Lastly, Dr. Philip Pearl presented his experience with a small series of patients with Succinic semialdehyde dehydrogenase deficiency (SSADH).  SSADH is a rare autosomal recessive disorder affecting the breakdown of GABA.  Due to enzyme deficiency, GABA is not broken down to succinic acid (which then enters the Kreb cycle), but accumulates as gamma hydroxybutyrate.  It is unclear whether decreased GABA, and/or elevations of GHB account for the phenotype.  The gene has been identified to chromosome 6p22, where greater than 47 disease causing mutations have been identified (leading to absence of functional protein--slice site, missense, frameshift).  The presenting features are non specific and include mental retardation, seizures, hypotonia, nonprogressive ataxia, disproportionate language impairment, autistic features, aggression, anxiety, hallucinations.  Patients may be identified by excessive urinary excretion of gamma hydroxybutyrate (GHB) measured by specific ion monitoring on GCMS.  Dr.
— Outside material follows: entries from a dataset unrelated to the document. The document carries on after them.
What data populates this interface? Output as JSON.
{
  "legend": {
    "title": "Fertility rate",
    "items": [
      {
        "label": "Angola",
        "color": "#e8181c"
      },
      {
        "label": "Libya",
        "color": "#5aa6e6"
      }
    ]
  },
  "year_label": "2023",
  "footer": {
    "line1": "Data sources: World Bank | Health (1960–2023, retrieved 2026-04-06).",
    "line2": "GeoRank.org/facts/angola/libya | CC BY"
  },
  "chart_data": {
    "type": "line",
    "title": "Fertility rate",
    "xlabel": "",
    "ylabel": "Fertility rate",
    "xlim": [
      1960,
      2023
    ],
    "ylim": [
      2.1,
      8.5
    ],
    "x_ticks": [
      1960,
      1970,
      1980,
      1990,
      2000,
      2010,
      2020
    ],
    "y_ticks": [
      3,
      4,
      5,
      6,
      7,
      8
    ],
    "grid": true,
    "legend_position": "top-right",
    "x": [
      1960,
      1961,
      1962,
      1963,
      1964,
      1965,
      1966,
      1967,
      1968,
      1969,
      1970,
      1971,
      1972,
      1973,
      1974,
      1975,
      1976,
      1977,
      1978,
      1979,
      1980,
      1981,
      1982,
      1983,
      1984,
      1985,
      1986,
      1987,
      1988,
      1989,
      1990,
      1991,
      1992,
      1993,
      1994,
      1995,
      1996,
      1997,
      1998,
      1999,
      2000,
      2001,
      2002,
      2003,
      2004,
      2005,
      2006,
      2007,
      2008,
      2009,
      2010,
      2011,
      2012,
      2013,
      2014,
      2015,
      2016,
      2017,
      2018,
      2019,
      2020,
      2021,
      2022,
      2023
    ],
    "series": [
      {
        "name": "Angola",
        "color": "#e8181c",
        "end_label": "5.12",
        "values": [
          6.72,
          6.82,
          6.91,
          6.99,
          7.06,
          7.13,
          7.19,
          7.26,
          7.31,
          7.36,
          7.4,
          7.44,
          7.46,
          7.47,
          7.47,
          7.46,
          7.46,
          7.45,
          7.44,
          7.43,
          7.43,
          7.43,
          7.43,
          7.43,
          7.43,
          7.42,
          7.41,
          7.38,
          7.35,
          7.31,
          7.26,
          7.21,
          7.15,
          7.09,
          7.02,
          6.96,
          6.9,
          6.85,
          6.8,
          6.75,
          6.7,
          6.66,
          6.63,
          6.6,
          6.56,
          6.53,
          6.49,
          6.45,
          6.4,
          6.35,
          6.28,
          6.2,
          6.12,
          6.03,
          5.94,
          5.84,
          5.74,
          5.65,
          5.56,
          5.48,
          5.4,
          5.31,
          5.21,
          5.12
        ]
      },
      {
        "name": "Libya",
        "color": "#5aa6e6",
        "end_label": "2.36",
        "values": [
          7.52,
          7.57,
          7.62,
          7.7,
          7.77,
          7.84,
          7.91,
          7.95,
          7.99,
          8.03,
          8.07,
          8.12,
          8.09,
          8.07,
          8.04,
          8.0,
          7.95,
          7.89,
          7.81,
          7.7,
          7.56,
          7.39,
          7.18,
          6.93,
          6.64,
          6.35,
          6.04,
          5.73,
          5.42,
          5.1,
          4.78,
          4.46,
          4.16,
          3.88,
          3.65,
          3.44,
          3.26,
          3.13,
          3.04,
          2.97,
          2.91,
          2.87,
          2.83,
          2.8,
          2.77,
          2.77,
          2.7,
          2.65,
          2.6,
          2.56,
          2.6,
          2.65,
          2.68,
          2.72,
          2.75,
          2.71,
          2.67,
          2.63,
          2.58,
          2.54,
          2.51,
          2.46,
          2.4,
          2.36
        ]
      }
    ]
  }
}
Pearl then discussed imaging findings in the seven patients he studied: 5/5 demonstrated increased T2 weighted signal in the globus pallidi with normal 3H-MR spectroscopy.  One patient showed cerebellar hypoplasia.  Reviewing the literature of published cases of SSADH, he found evidence of T2 hyperintensities in globus pallidus, white matter, dentate nucleus, brainstem, as well as reports of delayed myelination, cerebral atrophy, and cerebellar atrophy.  EEG results in one patient showed diffuse background slowing, sleep spindle asynchrony, sleep activated spike wave complexes, and central/temporal focal spike discharges.  Literature review demonstrated similar findings with the addition of one patient with lack of REM stage sleep.

Of the seven patients he reported, about half have epilepsy, which is concordant with a seizure frequency of about 50% in the literature.  All of his patients had generalized tonic clonic seizures, one with absence seizures, and two with history of convulsive status epilepticus.  He had limited success with vigabatrin treatment (GABA transaminase inhibitor--ie should lead to improved GABA levels due to blocking breakdown), and found the benzodiazepines helpful for anxiety.  He concluded that SSADH may be under-recognized and that cases of autism be screened for urinary excretion of GHB.